I Tell You We Must Die
Не помню, что это был за день, я даже не вполне уверен, был ли это день, или это была ночь; вероятно, существует какой-нибудь способ установить это с точностью, но мне это безразлично. Это не был какой-нибудь особенный день, никаких оркестров, знамений, похоронных маршей. Мы сидели и разговаривали. И Элисса спросила вдруг: "Куда же мы всё-таки идём?" И я ответил: "Мы ходим и ищем на земле место, где похоронить себя". Кажется, именно так я и сказал. И добавил что-то про Одиссея. Она засмеялась, приняв это за шутку. А я сказал: "Смерть - это не событие, смерть - это путь". Я помню, как она воскликнула: "Но что же тогда жизнь!" А я сказал: "Жизнь - это осуществление смерти". Её лицо омрачилось, но я не придал этому значения. Я сказал: "Мы ищем исчерпать себя. Когда мы правы, мы ищем опровергнуть себя самих. В конечном итоге, наша жизнь - это акт самоуничтожения". Теперь я думаю, что мне не следовало говорить это так нагло, с таким безжалостным пафосом, я должен был объяснить... Может быть, тогда всё было бы по-другому... Ведь известно, что всё могло бы быть совсем по-другому!

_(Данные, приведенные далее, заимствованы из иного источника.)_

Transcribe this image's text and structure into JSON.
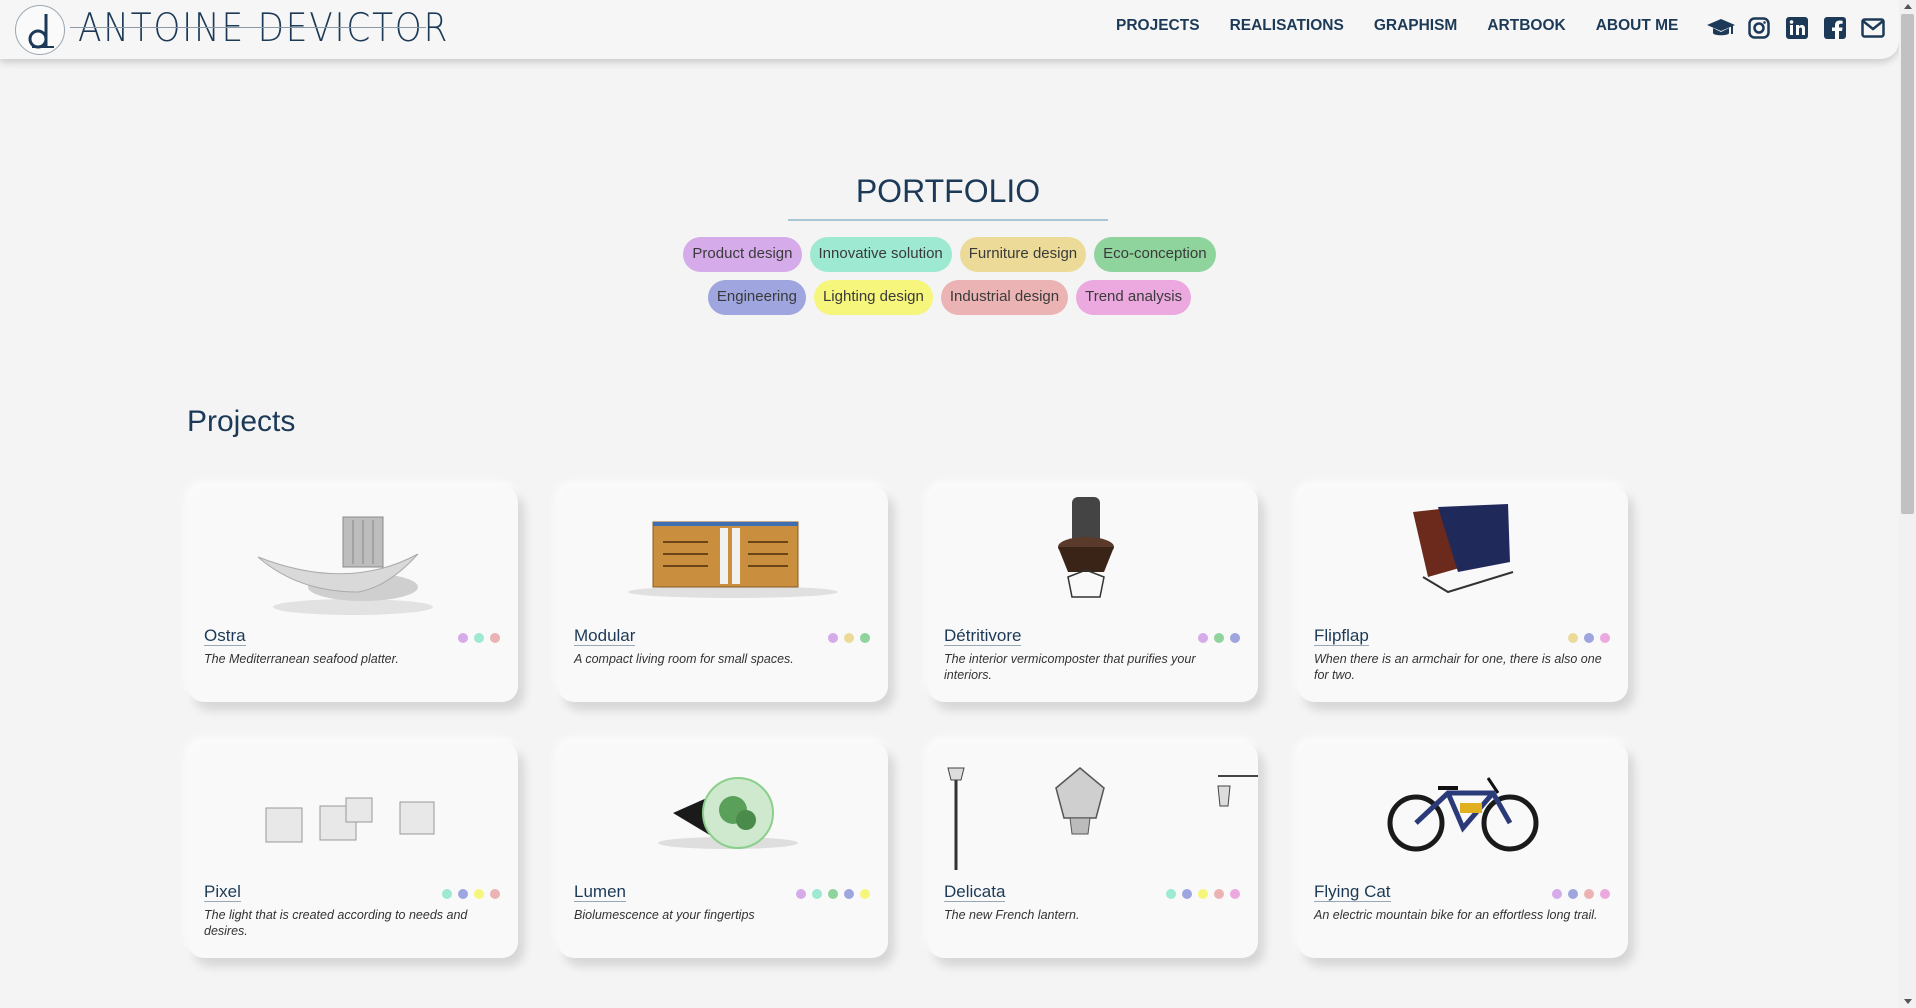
{
  "header": {
    "brand": "ANTOINE DEVICTOR",
    "nav": [
      {
        "label": "PROJECTS"
      },
      {
        "label": "REALISATIONS"
      },
      {
        "label": "GRAPHISM"
      },
      {
        "label": "ARTBOOK"
      },
      {
        "label": "ABOUT ME"
      }
    ],
    "social_icons": [
      "graduation-cap-icon",
      "instagram-icon",
      "linkedin-icon",
      "facebook-icon",
      "mail-icon"
    ]
  },
  "portfolio": {
    "title": "PORTFOLIO",
    "tags_row1": [
      {
        "label": "Product design",
        "color": "#d6abea"
      },
      {
        "label": "Innovative solution",
        "color": "#9ee9d2"
      },
      {
        "label": "Furniture design",
        "color": "#ecdb98"
      },
      {
        "label": "Eco-conception",
        "color": "#8fd49c"
      }
    ],
    "tags_row2": [
      {
        "label": "Engineering",
        "color": "#9fa5de"
      },
      {
        "label": "Lighting design",
        "color": "#f6f57c"
      },
      {
        "label": "Industrial design",
        "color": "#ebb3b3"
      },
      {
        "label": "Trend analysis",
        "color": "#eba9df"
      }
    ]
  },
  "projects": {
    "heading": "Projects",
    "cards": [
      {
        "name": "Ostra",
        "desc": "The Mediterranean seafood platter.",
        "dots": [
          "#d6abea",
          "#9ee9d2",
          "#ebb3b3"
        ]
      },
      {
        "name": "Modular",
        "desc": "A compact living room for small spaces.",
        "dots": [
          "#d6abea",
          "#ecdb98",
          "#8fd49c"
        ]
      },
      {
        "name": "Détritivore",
        "desc": "The interior vermicomposter that purifies your interiors.",
        "dots": [
          "#d6abea",
          "#8fd49c",
          "#9fa5de"
        ]
      },
      {
        "name": "Flipflap",
        "desc": "When there is an armchair for one, there is also one for two.",
        "dots": [
          "#ecdb98",
          "#9fa5de",
          "#eba9df"
        ]
      },
      {
        "name": "Pixel",
        "desc": "The light that is created according to needs and desires.",
        "dots": [
          "#9ee9d2",
          "#9fa5de",
          "#f6f57c",
          "#ebb3b3"
        ]
      },
      {
        "name": "Lumen",
        "desc": "Biolumescence at your fingertips",
        "dots": [
          "#d6abea",
          "#9ee9d2",
          "#8fd49c",
          "#9fa5de",
          "#f6f57c"
        ]
      },
      {
        "name": "Delicata",
        "desc": "The new French lantern.",
        "dots": [
          "#9ee9d2",
          "#9fa5de",
          "#f6f57c",
          "#ebb3b3",
          "#eba9df"
        ]
      },
      {
        "name": "Flying Cat",
        "desc": "An electric mountain bike for an effortless long trail.",
        "dots": [
          "#d6abea",
          "#9fa5de",
          "#ebb3b3",
          "#eba9df"
        ]
      }
    ]
  }
}
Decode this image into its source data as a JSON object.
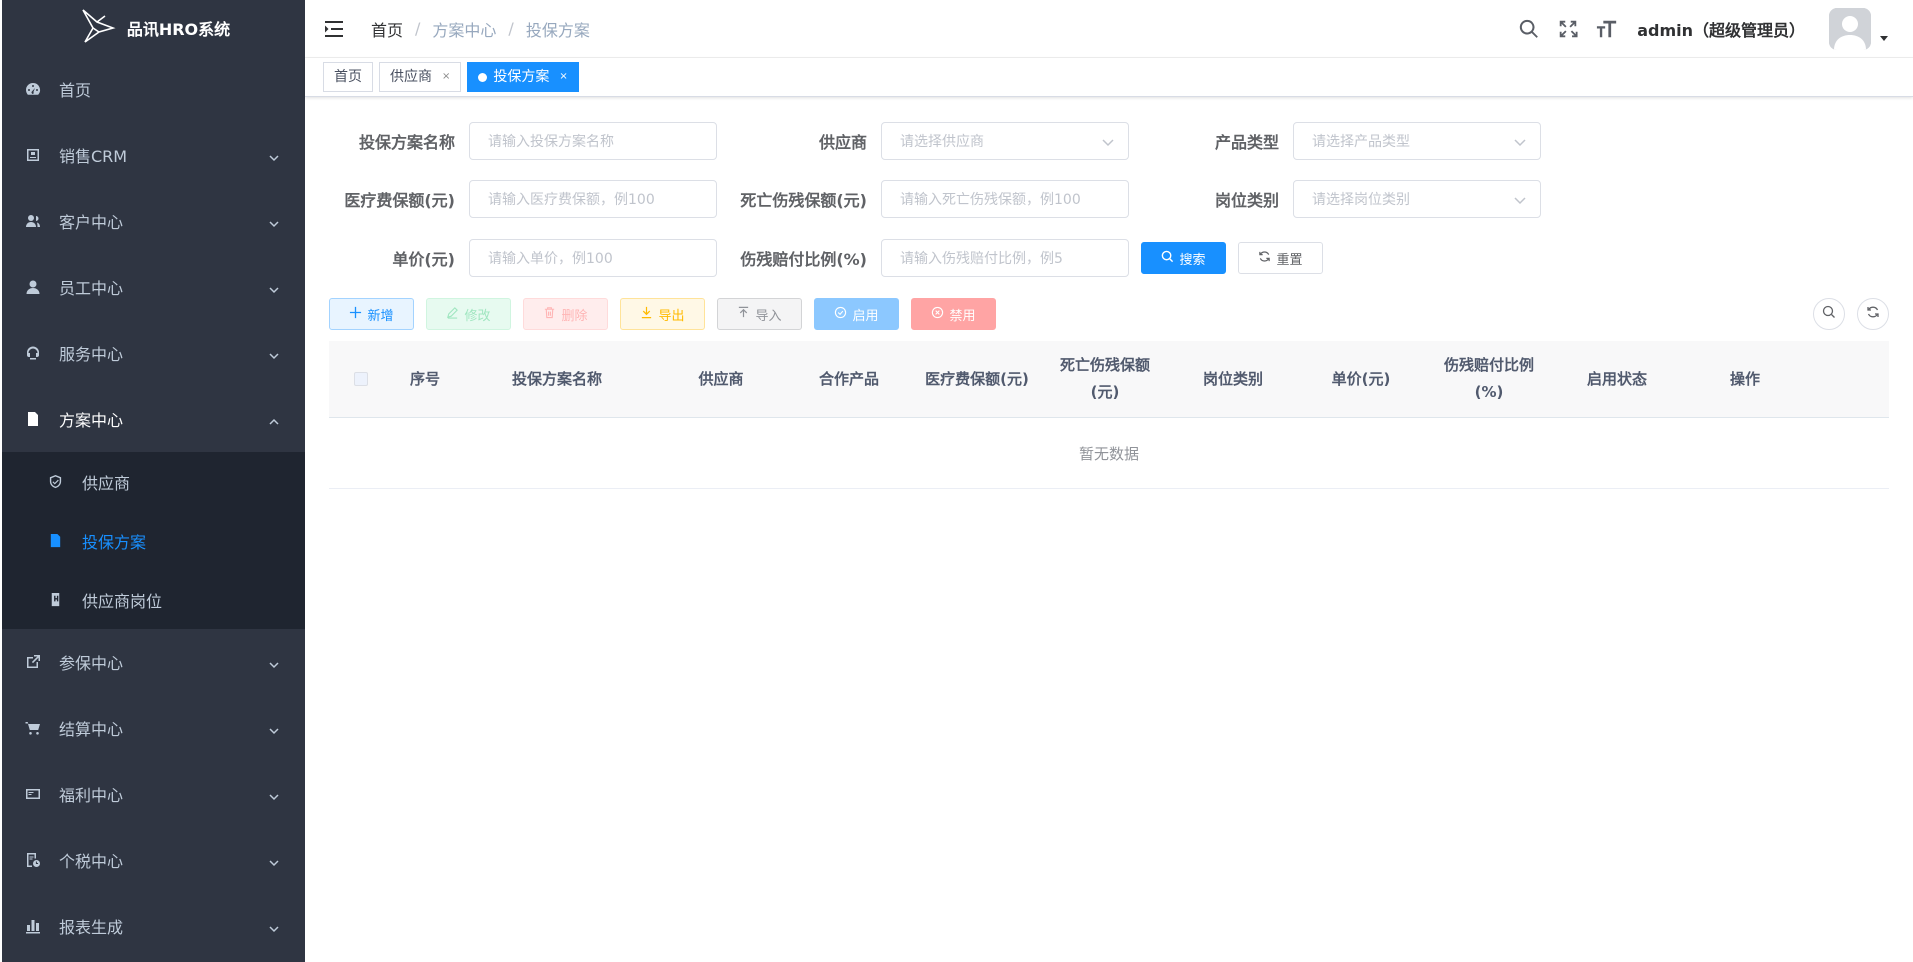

Смысл движения иглы по пластинке не в том, чтобы достичь центра, а в том, что посредством этого движения производится музыка. Почему я не объяснил ей этого?
Курс наглядной философии магистра изящных наук Скарамуша
Однажды на двор у курятника залетел журавль. Местные обитатели, курицы, обступили его со всех сторон и с любопытством стали разглядывать, он же, нисколько не смущаясь, напился воды и стал приводить себя в парадный вид. - Куда это ты собрался?
– спросила его самая бойкая из куриц. И журавль рассказал курицам о южных странах, о сказочных землях Короля Солнца, а когда он улетел, они, собравшись в кучу посреди двора, принялись наперебой обсуждать его рассказ. - А почему бы и нам? Что мы, хуже?
– сказала самая бойкая из куриц. Чай, тоже птицы. И остальные захлопали крыльями. "Полетим, полетим в тёплый страны!" кричали они.
– "Полетим на юг!" И вот они собрались в путь, поднялись в воздух, летят. Долго летят. Устали. Приземлились курицы, попили, перекусили, летят дальше. А люди с изумлением смотрят на спятивших куриц, которые все как одна выбиваются из сил, хлопают крыльями, летая кругами вокруг курятника.
....
– А давайте порассуждаем о метемпсихозе!
– предложил Скарамуш. - Нет, - сказал я.
– Рассуждать мы не будем. - Отчего же так, сударь? - Оттого, магистр, что время лекции ещё не пришло. - Вот как...
– сказал Скарамуш со вздохом.
– Ну что ж, воля ваша. Тогда неплохо бы рассказать какую-нибудь поучительную историю. - Непременно поучительную? - Непременно! - И кто из нас будет рассказывать? - Начинайте вы, а я всё поставлю с ног на голову. - Идёт, - сказал я.
– Вот вам история. Учёный живёт в доме, окружённом садом. В саду есть ручей, вытекающий из скалы... - То есть, бьёт ключ, - перебил меня Скарамуш. - Да. Однажды, когда учёный читал, закрывшись в своём кабинете, к роднику подошла девочка, гулявшая в это время в саду, - внучатая племянница этого учёного. Она принесла раковину, которую нашла на берегу моря, и положила её в родник, так чтобы вода струилась по ней - очень красиво. Постояла, полюбовалась и побежала играть, а раковину оставила в ручье. Тем временем учёный решил выйти прогуляться по саду. Вот он подходит к ручью - что такое? Откуда здесь эта раковина? Он достаёт её из воды, разглядывает, недоумевает. Спешно возвращается в библиотеку, находит справочник и долго роется в нём, отыскивая нужное название. Находит. Читает описание. "Так", - говорит он себе.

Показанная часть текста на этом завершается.